第68章黑潮汹涌(1/2)
定远舰的甲板上,王鼎拳意笼罩周身三丈,黑雾触及即溃。丁汝昌扶著指挥台栏杆,厉声喝令:“传令各舰,集中火力攻击敌旗舰!”
“得令!”传令兵奔下舷梯。
东洋舰队阵型突然变化,三艘巡洋舰呈品字形包抄而来。王鼎肩胛处烙印灼热,武松虚影在身后若隱若现。
“王先生!”丁汝昌转头大喊,“那黑雾又卷上来了!”
海面翻涌的墨色雾气中,传出非人的嘶吼。王鼎纵身跃至船舷,见黑雾凝聚成数十道人形,攀著舰体向上爬来。
“找死!”他双拳贯出,虎啸声震散雾气。
传教士站在敌舰船头,黑袍在风中猎猎作响。
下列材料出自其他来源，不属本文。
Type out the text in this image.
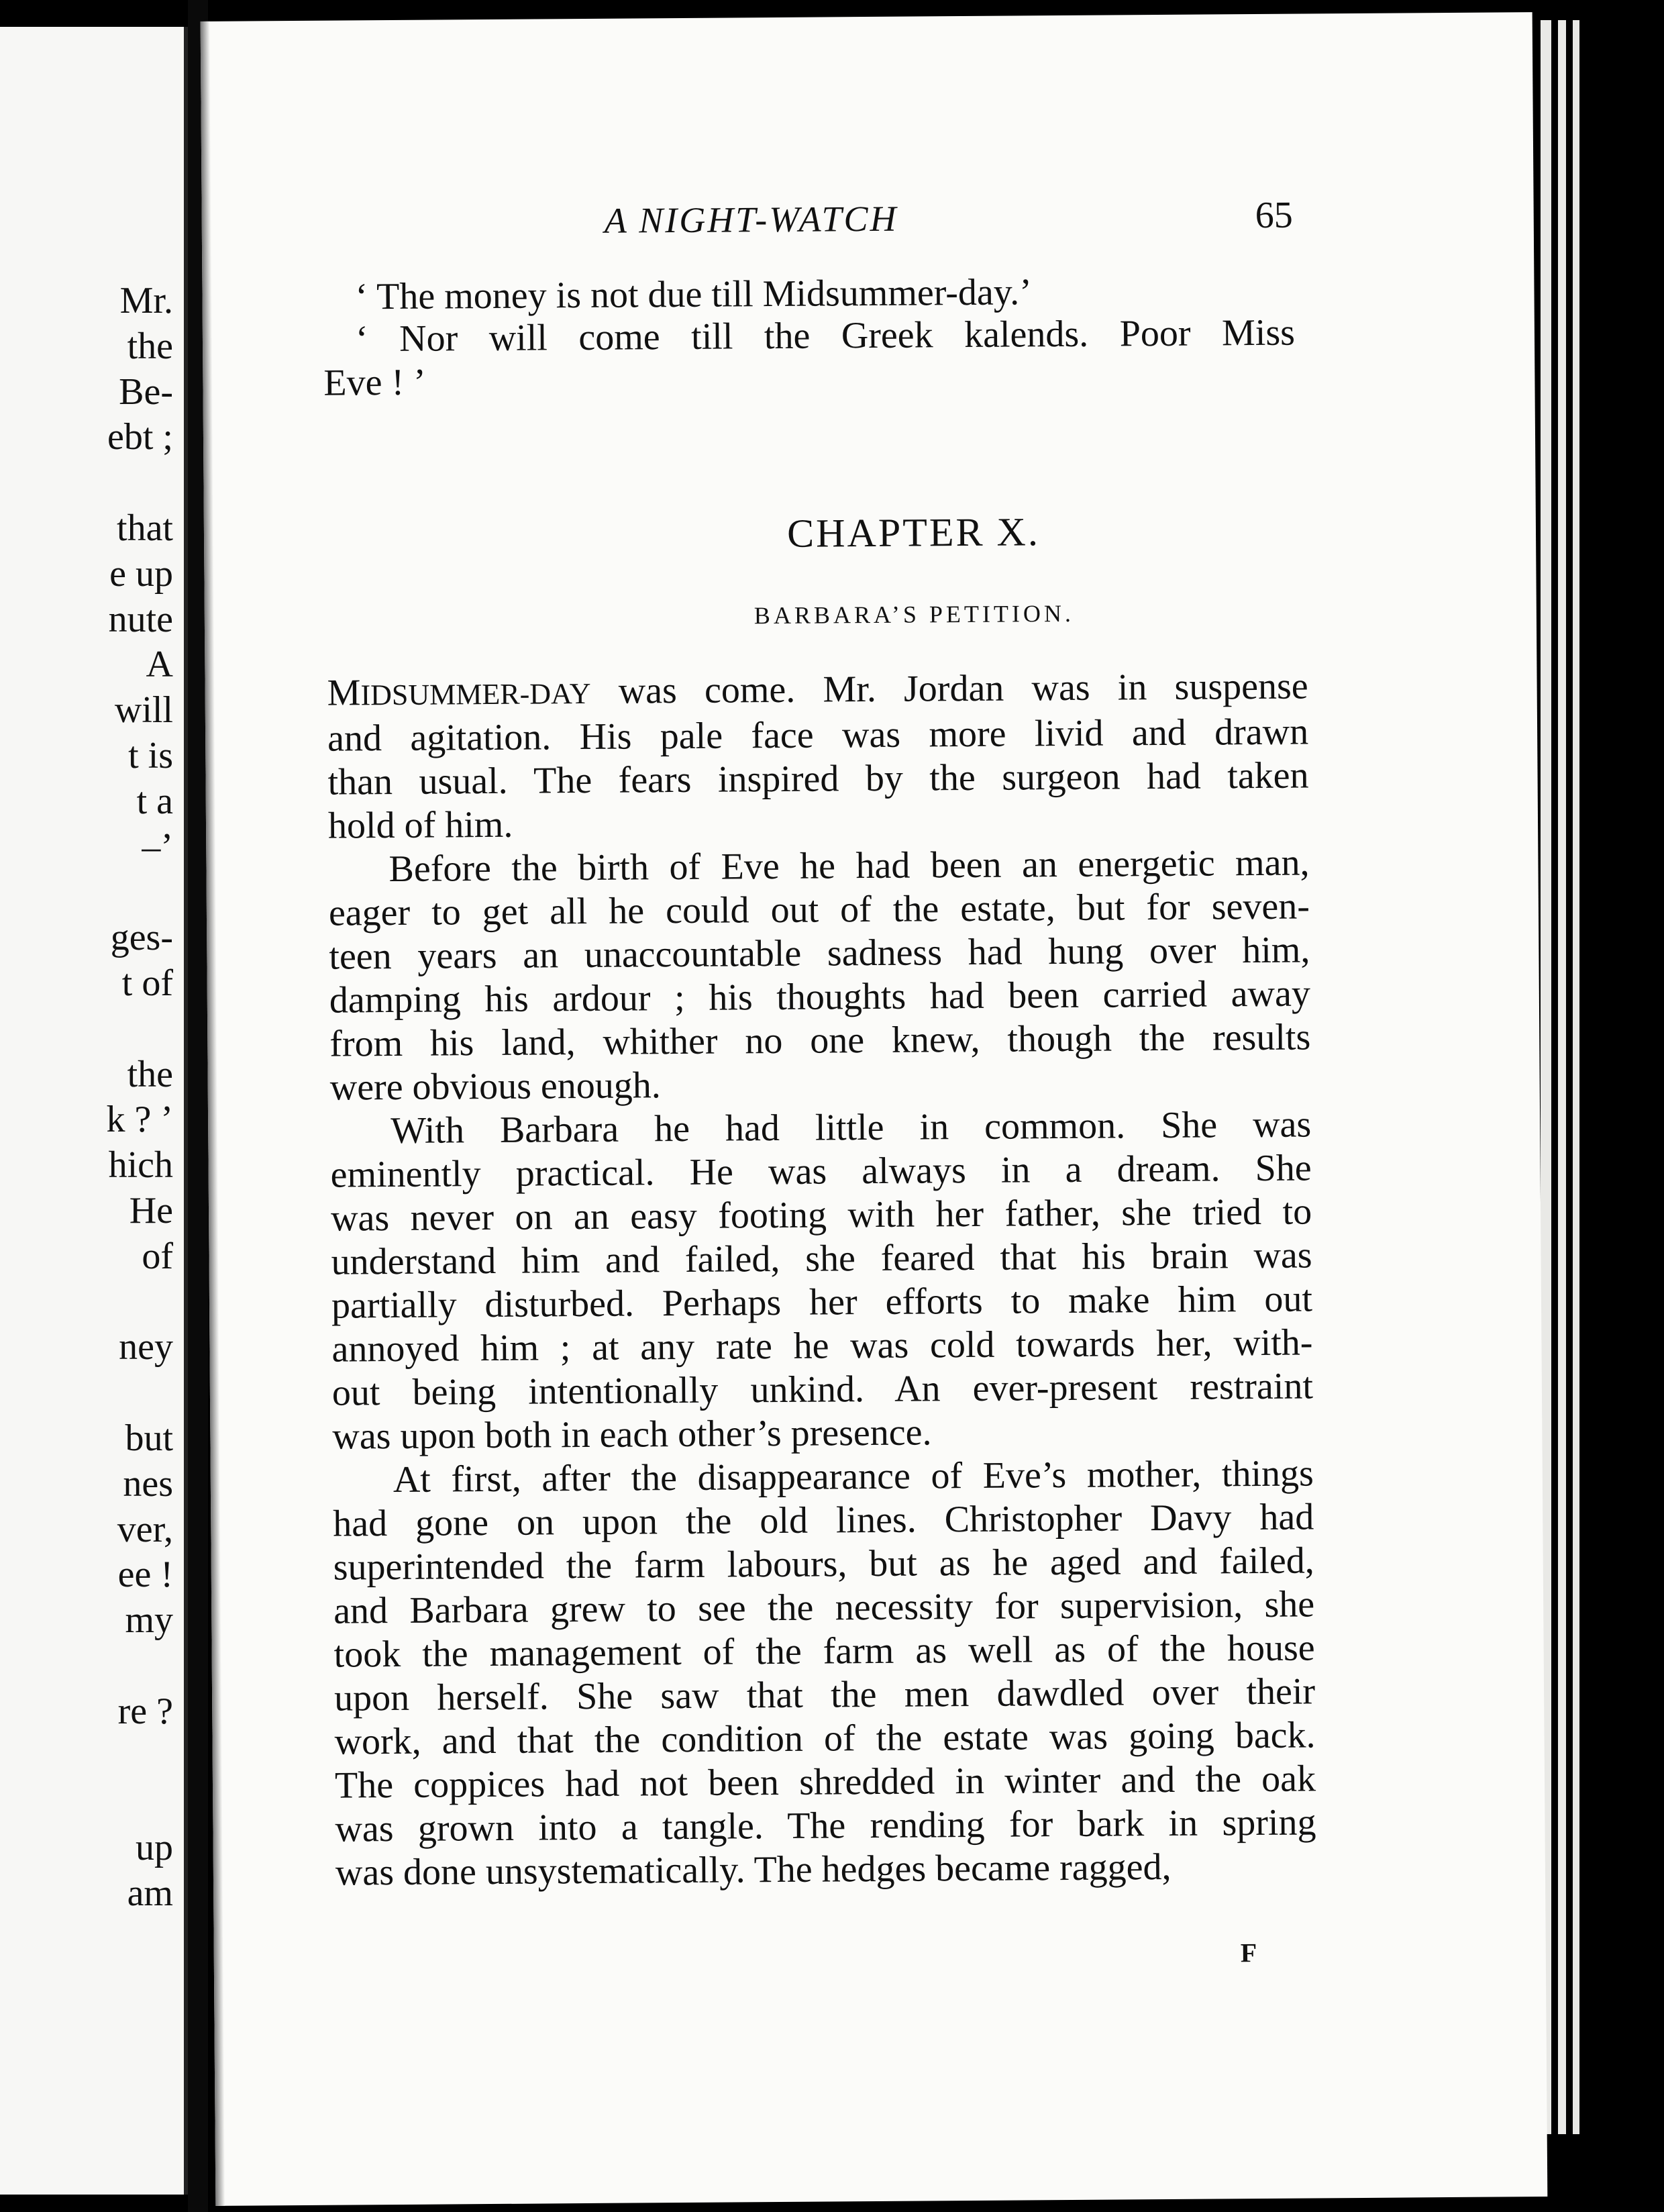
Mr.
the
Be-
ebt ;
that
e up
nute
A
will
t is
t a
–’
ges-
t of
the
k ? ’
hich
He
of
ney
but
nes
ver,
ee !
my
re ?
up
am
A NIGHT-WATCH	65
‘ The money is not due till Midsummer-day.’
‘ Nor will come till the Greek kalends. Poor Miss
Eve ! ’
CHAPTER X.
BARBARA’S PETITION.
MIDSUMMER-DAY was come. Mr. Jordan was in suspense
and agitation. His pale face was more livid and drawn
than usual. The fears inspired by the surgeon had taken
hold of him.
Before the birth of Eve he had been an energetic man,
eager to get all he could out of the estate, but for seven-
teen years an unaccountable sadness had hung over him,
damping his ardour ; his thoughts had been carried away
from his land, whither no one knew, though the results
were obvious enough.
With Barbara he had little in common. She was
eminently practical. He was always in a dream. She
was never on an easy footing with her father, she tried to
understand him and failed, she feared that his brain was
partially disturbed. Perhaps her efforts to make him out
annoyed him ; at any rate he was cold towards her, with-
out being intentionally unkind. An ever-present restraint
was upon both in each other’s presence.
At first, after the disappearance of Eve’s mother, things
had gone on upon the old lines. Christopher Davy had
superintended the farm labours, but as he aged and failed,
and Barbara grew to see the necessity for supervision, she
took the management of the farm as well as of the house
upon herself. She saw that the men dawdled over their
work, and that the condition of the estate was going back.
The coppices had not been shredded in winter and the oak
was grown into a tangle. The rending for bark in spring
was done unsystematically. The hedges became ragged,
F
他高举镶嵌黑曜石的十字架,用生硬的官话喊道:“歷史车轮不可逆转!尔等螳臂当车!”
王鼎冷笑回应:“歷史由人书写,轮不到邪祟指手画脚。”
“无知!”传教士十字架黑光大盛,“渊吞噬的负面能量,正是尔等战败时的绝望!今日便让尔等提前品尝!”
黑雾人形突然加速,定远舰水兵举枪射击,子弹却穿雾而过。一名水兵被黑雾缠住脖颈,双目瞬间赤红,调转枪口指向同袍。
“稳住心神!”王鼎拳意化作音波盪开。
武松虚影仰天长啸,声浪如实质般震碎三具黑雾人形。被控水兵瘫软倒地,其他雾影攻势暂缓。
丁汝昌抓住时机下令:“左满舵!舰首对准敌旗舰!”
定远舰缓缓转向,主炮炮口指向传教士所在战舰。刘步蟾在炮塔內亲自校准,额头渗出细汗。
“瞄准完毕!”他嘶声报告。
“开炮!”丁汝昌挥手下劈。
轰隆巨响中,炮弹撕裂空气。传教士黑袍鼓盪,黑雾在舰前凝成盾形,炮弹竟在半空炸开,破片四溅。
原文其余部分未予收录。